Mystery is a great embarrassment to the modern mind. -Flannery O'Connor
I love visiting public places, like parks, because you never can guess at what visual spectacles await your visit. In downtown Savannah, Forsyth Park is the largest park, with a large, ornate fountain spitting streams of water in all directions. It's on all the Savannah post cards. We walk by this fountain and notice where a wedding is set-up and about to take place off to one side. We bring a picnic lunch with us and we walk away from the fountain, passing some wedding guests dressed in suits.
As we park ourselves on a low ledge to munch on our sandwiches, we scope out a big, black man who looks like a former football player, wearing a NC jersey but also holding onto the leashes of two very prissy looking Yorkies.
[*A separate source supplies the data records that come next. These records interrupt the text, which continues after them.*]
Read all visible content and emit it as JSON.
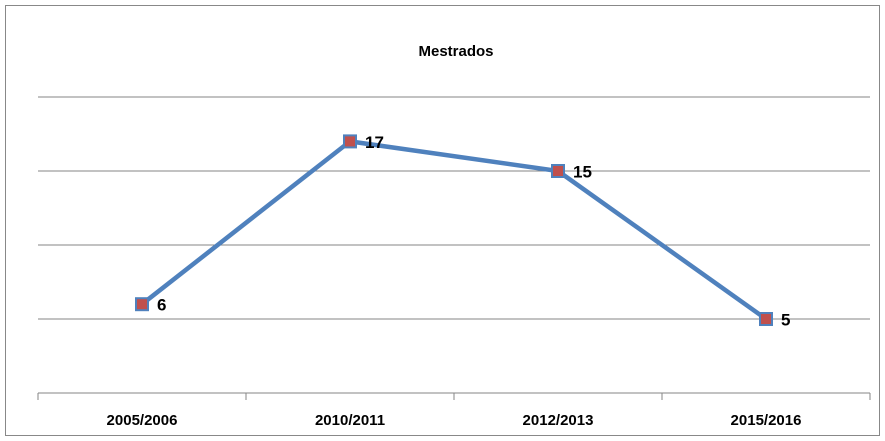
{
  "chart_data": {
    "type": "line",
    "title": "Mestrados",
    "categories": [
      "2005/2006",
      "2010/2011",
      "2012/2013",
      "2015/2016"
    ],
    "series": [
      {
        "name": "Mestrados",
        "color": "#4f81bd",
        "marker_color": "#c0504d",
        "values": [
          6,
          17,
          15,
          5
        ]
      }
    ],
    "ylim": [
      0,
      20
    ],
    "yticks": [
      0,
      5,
      10,
      15,
      20
    ],
    "grid": true
  }
}
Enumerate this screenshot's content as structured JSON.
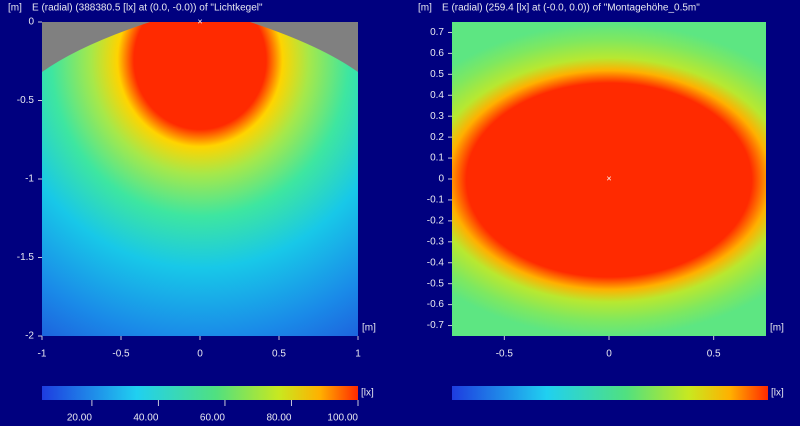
{
  "chart_data": [
    {
      "type": "heatmap",
      "title": "E (radial) (388380.5 [lx] at (0.0, -0.0)) of \"Lichtkegel\"",
      "y_unit": "[m]",
      "x_unit": "[m]",
      "xlim": [
        -1,
        1
      ],
      "xticks": [
        -1,
        -0.5,
        0,
        0.5,
        1
      ],
      "ylim": [
        -2,
        0
      ],
      "yticks": [
        0,
        -0.5,
        -1,
        -1.5,
        -2
      ],
      "colorbar": {
        "unit": "[lx]",
        "lim": [
          5,
          100
        ],
        "ticks": [
          {
            "value": 20,
            "label": "20.00"
          },
          {
            "value": 40,
            "label": "40.00"
          },
          {
            "value": 60,
            "label": "60.00"
          },
          {
            "value": 80,
            "label": "80.00"
          },
          {
            "value": 100,
            "label": "100.00"
          }
        ]
      }
    },
    {
      "type": "heatmap",
      "title": "E (radial) (259.4 [lx] at (-0.0, 0.0)) of \"Montagehöhe_0.5m\"",
      "y_unit": "[m]",
      "x_unit": "[m]",
      "xlim": [
        -0.75,
        0.75
      ],
      "xticks": [
        -0.5,
        0,
        0.5
      ],
      "ylim": [
        -0.75,
        0.75
      ],
      "yticks": [
        0.7,
        0.6,
        0.5,
        0.4,
        0.3,
        0.2,
        0.1,
        0,
        -0.1,
        -0.2,
        -0.3,
        -0.4,
        -0.5,
        -0.6,
        -0.7
      ],
      "colorbar": {
        "unit": "[lx]"
      }
    }
  ]
}
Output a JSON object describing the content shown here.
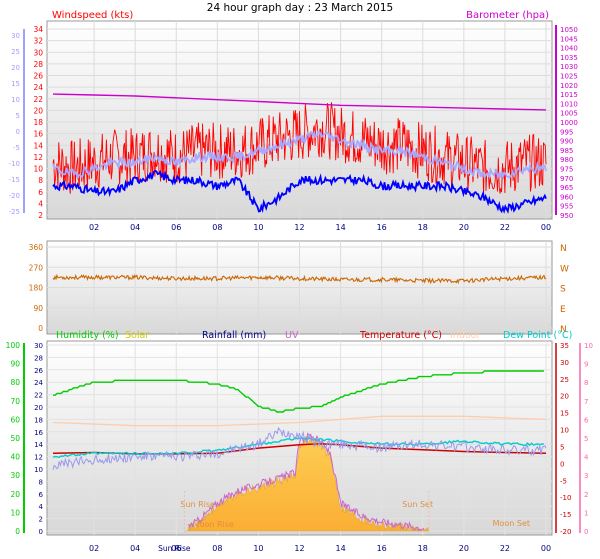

Certainly an interesting contradiction before us. We saw a group of trendy SCAD Art students taking photos of each other by a tree. Nearby, some little children were playing with a ball that looked like a watermelon. A very large black man rode by us on his bike, which was creaking either from age or his weight. We passed by two Jewish men sitting on a bench in conversation. An old man in workout clothes was using a bench to stretch his calves.
Whenever I am in an atmosphere to observe people, I am reminded how diverse and unique we all are, and how that is a beautiful thing. We may not understand the other people, and that's ok. God meant for us all to be different for a reason.
God's creativity.
Surely we could not have ever dreamed of such diversity among all people. Hanging out at a park, for me, is more evidence of God's fingerprints on our everyday.